Desde sua criação, em 1970, o Incra contabiliza 1,34 milhão de famílias assentadas no programa de reforma agrária em 9,4 mil assentamentos criados e reconhecidos em 88 milhões de hectares. O número total de famílias hoje vivendo em assentamentos e área reformadas, segundo o Incra, é de 972 mil.
Incra não se manifesta. MST diz que medida vai agravar tensão no campo
Procurado pela reportagem, o Incra não havia se manifestado até o momento para detalhar as razões de suspender os processos de reforma agrária.
O MST (Movimento dos Trabalhadores Rurais Sem Terra), contudo, já se manifestou.

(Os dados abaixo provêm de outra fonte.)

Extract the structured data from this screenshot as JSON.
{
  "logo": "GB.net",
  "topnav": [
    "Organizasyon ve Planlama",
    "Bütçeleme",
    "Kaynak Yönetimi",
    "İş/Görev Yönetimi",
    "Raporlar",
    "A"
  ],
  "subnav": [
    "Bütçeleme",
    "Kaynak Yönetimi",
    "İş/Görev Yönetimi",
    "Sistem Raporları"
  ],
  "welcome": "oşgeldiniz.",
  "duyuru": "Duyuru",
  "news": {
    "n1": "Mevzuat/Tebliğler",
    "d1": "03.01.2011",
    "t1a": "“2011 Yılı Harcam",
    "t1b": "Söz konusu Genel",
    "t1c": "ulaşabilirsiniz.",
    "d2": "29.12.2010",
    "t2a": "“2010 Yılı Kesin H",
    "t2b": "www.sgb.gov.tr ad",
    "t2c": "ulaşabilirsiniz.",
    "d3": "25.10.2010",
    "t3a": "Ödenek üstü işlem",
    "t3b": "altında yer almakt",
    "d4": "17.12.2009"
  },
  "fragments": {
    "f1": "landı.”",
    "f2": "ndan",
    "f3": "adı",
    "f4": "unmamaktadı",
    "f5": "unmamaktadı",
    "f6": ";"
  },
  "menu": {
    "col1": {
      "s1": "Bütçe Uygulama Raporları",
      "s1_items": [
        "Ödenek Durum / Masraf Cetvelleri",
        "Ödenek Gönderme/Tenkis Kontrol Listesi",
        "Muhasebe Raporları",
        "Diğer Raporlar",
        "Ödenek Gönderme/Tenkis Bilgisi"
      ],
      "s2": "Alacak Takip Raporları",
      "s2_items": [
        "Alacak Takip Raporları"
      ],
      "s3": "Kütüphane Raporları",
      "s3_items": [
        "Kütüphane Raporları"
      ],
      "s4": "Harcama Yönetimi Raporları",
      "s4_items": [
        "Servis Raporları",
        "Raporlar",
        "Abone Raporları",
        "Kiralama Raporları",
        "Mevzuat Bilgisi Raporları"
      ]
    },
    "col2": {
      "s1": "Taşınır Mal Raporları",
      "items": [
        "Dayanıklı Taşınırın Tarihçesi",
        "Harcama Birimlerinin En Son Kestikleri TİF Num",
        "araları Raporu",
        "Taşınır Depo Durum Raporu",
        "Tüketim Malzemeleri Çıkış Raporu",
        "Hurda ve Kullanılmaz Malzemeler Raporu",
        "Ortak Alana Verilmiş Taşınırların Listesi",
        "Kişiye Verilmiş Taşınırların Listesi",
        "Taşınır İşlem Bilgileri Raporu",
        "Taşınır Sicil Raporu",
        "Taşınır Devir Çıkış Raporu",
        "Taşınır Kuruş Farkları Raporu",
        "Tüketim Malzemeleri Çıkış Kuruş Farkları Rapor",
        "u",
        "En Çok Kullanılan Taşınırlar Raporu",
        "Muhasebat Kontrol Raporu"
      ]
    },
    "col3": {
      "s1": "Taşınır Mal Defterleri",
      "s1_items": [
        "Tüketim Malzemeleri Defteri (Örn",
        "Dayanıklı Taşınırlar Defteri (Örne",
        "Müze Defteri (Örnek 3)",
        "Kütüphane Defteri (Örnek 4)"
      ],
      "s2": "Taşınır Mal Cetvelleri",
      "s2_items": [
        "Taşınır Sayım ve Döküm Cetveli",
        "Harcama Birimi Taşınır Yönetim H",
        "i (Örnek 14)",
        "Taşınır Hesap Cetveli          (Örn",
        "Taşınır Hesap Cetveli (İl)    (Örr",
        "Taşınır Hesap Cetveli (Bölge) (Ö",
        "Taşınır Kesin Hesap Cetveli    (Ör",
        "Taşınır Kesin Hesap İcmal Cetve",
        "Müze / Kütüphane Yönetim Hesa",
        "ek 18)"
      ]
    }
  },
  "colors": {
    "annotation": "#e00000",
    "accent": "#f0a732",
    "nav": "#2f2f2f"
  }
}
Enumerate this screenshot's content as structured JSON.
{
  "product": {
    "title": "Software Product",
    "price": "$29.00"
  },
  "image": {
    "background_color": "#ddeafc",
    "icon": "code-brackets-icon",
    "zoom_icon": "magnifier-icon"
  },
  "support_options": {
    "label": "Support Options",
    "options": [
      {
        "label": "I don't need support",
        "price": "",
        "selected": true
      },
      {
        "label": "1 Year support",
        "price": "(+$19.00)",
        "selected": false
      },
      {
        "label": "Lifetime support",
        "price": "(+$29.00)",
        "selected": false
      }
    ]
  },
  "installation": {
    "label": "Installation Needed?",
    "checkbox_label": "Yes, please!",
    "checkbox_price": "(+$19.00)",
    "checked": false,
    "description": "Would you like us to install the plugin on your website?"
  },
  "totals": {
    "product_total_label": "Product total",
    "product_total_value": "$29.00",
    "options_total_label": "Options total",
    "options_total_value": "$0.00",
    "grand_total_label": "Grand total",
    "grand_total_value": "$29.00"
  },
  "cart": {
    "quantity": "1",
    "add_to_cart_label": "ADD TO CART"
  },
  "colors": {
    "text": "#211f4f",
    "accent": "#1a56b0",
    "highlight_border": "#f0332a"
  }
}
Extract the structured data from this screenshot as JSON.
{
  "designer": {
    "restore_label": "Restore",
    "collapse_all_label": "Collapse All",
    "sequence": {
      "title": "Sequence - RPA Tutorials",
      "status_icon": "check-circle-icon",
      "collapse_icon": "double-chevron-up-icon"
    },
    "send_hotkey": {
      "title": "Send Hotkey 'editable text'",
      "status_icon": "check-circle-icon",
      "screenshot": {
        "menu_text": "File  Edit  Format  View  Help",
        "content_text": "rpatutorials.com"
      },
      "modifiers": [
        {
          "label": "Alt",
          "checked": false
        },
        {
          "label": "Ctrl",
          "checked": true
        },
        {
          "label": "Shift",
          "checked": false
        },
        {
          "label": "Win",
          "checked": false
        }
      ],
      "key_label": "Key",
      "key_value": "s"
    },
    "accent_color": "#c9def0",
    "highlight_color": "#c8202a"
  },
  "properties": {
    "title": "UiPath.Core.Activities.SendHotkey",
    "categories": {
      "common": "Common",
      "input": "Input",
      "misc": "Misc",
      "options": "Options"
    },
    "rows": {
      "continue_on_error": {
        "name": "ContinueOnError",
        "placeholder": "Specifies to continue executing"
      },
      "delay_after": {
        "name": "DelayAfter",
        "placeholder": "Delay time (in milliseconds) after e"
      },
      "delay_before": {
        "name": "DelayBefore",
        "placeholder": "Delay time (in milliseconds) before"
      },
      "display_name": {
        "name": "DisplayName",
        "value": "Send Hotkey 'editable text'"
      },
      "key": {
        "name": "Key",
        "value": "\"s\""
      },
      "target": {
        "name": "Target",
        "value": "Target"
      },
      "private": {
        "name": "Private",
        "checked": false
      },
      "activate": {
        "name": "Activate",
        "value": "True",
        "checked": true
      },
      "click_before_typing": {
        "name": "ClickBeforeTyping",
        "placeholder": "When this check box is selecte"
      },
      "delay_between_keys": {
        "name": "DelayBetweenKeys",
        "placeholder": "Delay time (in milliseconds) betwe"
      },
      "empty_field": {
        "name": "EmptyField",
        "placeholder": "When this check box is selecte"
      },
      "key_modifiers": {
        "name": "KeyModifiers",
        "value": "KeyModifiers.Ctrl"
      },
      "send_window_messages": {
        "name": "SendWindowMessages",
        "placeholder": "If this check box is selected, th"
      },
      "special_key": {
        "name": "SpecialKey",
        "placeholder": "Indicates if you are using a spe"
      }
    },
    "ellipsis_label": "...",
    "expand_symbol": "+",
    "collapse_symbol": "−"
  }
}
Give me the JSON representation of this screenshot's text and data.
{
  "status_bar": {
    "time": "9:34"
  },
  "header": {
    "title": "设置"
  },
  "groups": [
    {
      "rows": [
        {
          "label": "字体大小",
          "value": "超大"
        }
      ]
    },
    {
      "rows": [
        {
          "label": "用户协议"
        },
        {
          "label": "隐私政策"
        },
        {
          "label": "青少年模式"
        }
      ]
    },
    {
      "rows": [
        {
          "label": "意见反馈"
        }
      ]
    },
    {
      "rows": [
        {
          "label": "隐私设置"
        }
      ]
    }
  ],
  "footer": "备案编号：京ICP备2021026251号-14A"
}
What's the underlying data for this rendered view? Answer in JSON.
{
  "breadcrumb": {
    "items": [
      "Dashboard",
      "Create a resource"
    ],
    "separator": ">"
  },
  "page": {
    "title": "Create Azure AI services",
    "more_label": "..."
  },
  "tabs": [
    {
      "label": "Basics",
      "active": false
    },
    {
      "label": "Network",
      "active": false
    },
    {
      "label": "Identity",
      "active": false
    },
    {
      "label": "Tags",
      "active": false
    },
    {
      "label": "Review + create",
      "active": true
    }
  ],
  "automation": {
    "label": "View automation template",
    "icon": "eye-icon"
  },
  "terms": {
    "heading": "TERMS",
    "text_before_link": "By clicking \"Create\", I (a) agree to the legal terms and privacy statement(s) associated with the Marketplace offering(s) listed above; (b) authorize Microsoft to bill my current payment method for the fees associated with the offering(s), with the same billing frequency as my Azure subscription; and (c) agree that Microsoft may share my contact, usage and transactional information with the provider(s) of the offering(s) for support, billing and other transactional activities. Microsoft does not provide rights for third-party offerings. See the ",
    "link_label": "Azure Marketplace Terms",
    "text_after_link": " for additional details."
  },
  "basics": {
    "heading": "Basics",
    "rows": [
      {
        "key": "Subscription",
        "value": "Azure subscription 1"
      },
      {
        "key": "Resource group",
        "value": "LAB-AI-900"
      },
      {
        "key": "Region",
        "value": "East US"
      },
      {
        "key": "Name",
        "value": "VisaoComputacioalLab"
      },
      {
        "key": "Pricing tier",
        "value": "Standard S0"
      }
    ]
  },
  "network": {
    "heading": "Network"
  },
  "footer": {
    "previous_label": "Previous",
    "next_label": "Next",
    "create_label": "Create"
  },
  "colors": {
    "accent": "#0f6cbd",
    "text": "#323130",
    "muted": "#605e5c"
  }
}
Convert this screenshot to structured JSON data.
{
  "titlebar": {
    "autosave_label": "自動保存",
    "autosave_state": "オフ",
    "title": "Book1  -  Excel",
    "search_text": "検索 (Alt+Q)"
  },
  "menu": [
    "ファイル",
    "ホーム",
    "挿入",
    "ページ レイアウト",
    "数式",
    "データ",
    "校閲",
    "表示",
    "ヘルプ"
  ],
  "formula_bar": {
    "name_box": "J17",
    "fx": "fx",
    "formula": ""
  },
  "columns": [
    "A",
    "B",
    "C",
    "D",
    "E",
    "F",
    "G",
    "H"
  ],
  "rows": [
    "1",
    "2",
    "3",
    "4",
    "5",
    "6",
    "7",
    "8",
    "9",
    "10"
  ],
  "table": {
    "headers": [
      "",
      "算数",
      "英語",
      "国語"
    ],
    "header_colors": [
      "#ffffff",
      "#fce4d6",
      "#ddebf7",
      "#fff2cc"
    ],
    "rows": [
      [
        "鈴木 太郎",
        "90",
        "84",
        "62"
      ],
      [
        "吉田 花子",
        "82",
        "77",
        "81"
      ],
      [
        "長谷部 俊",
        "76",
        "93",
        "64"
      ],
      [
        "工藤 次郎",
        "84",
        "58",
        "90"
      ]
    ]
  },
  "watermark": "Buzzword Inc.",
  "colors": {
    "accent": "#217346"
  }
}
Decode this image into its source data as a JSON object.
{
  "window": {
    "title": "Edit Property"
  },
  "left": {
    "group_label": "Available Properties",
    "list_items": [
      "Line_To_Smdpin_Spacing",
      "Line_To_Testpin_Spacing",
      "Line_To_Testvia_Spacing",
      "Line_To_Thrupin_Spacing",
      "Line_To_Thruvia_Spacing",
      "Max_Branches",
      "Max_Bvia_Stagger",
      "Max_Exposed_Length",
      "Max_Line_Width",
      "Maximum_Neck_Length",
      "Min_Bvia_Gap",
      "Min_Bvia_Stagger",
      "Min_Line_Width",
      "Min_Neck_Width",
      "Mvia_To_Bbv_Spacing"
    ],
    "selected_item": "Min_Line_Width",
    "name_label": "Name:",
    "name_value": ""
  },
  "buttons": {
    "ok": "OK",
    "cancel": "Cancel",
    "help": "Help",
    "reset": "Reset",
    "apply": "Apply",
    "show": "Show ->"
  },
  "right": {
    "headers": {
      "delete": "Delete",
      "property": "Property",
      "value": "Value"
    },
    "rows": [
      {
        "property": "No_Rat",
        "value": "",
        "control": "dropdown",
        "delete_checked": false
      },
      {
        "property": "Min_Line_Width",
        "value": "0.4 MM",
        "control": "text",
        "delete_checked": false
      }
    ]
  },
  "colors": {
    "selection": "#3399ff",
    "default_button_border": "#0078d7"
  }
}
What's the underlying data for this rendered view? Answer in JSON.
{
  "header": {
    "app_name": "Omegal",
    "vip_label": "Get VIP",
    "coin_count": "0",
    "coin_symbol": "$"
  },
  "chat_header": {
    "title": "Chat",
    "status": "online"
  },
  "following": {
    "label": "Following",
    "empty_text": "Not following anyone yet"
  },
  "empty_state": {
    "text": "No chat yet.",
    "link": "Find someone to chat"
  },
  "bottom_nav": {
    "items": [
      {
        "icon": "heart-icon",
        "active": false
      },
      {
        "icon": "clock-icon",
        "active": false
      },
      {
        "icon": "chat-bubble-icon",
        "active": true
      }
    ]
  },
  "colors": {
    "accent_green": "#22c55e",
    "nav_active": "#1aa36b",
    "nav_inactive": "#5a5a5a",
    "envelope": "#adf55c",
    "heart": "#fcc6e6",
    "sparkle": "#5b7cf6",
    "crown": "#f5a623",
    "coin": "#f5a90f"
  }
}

Disse que a medida vai agravar a tensão no campo e gerar prejuízos aos cofres públicos, pois em vários processos de identificação das terras o governo já gastou recursos.
“Nos últimos quatro anos, desde o governo Dilma, a reforma agrária já vinha em um sistema de paralisia, e agora é um agravamento. Temos 120 mil famílias acampadas e elas não vão desistir da luta pela terra, sempre pela paz no campo, repudiamos a violência”, disse Alexandre Conceição, da coordenação nacional do MST, em Brasília. Ele estimou em 365 o número de processos no Incra que deverão ser atingidos pela paralisação. “É um acirramento do conflito agrário no país”, disse Conceição.